The common ration is obtained by dividing the a term by the preceding term.
Given that four
students wrote sequences during math class with
Andre writing [tex] -\frac{3}{4} ,\frac{3}{8} ,-\frac{3}{16} ,-\frac{3}{32} , . . .[/tex]
Brenda
writing [tex] \frac{3}{4} ,-\frac{3}{8} ,\frac{3}{16} ,\frac{3}{32} , . . .[/tex]
Camille writing [tex] \frac{3}{4} ,\frac{3}{8} ,-\frac{3}{16} ,-\frac{3}{32} , . . .[/tex]
Doug writing [tex] \frac{3}{4} ,-\frac{3}{8} ,\frac{3}{16} ,-\frac{3}{32} , . . .[/tex]
Notice that the common ratio for the four students is [tex]- \frac{1}{2} [/tex].

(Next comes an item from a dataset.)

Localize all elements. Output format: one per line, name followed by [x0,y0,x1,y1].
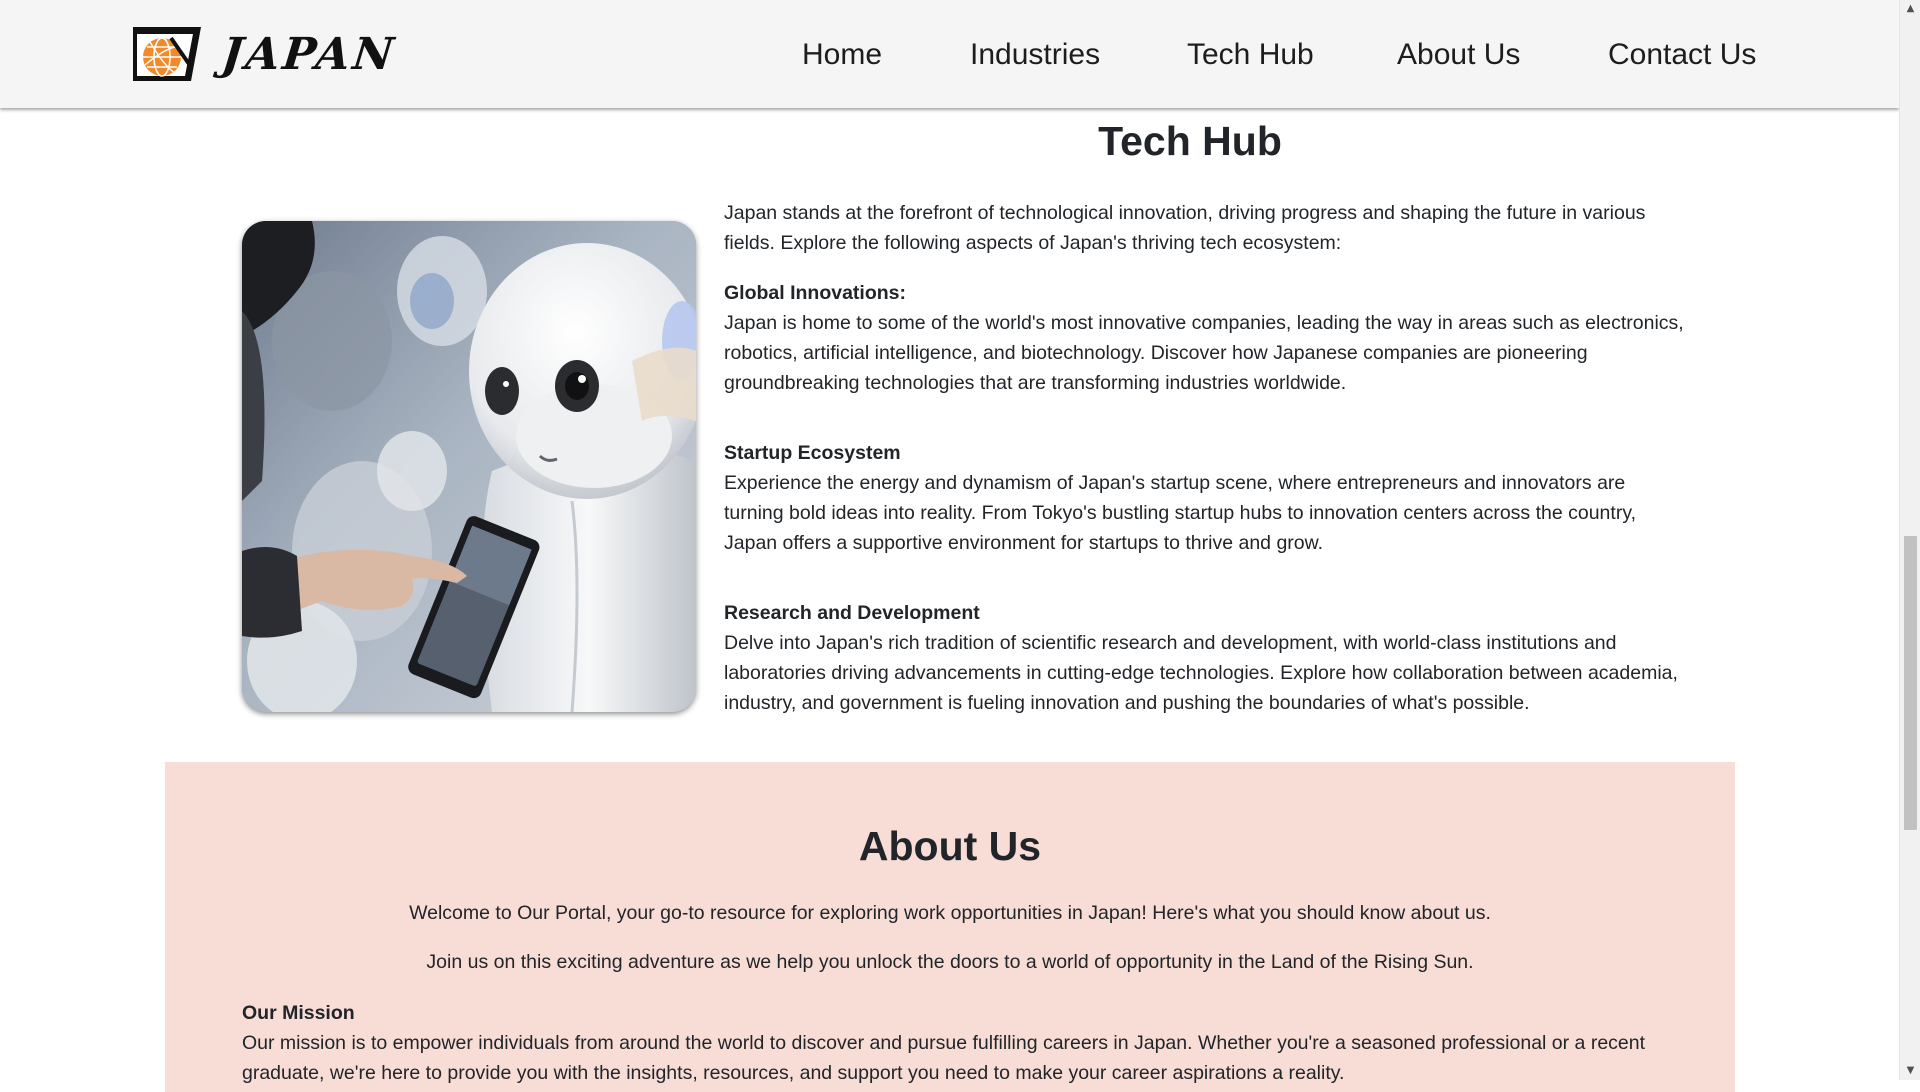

For Andre, the last term is wrong and hence his sequence is not a geometric sequence.
For Brenda, the last term is wrong and hence her sequence is not a geometric sequence.
For Camille, her sequence is not a geometric sequence.
For Doug, his sequence is a geometric sequence with a common ratio of [tex]- \frac{1}{2} [/tex].
Therefore, Doug wrote a geometric sequence.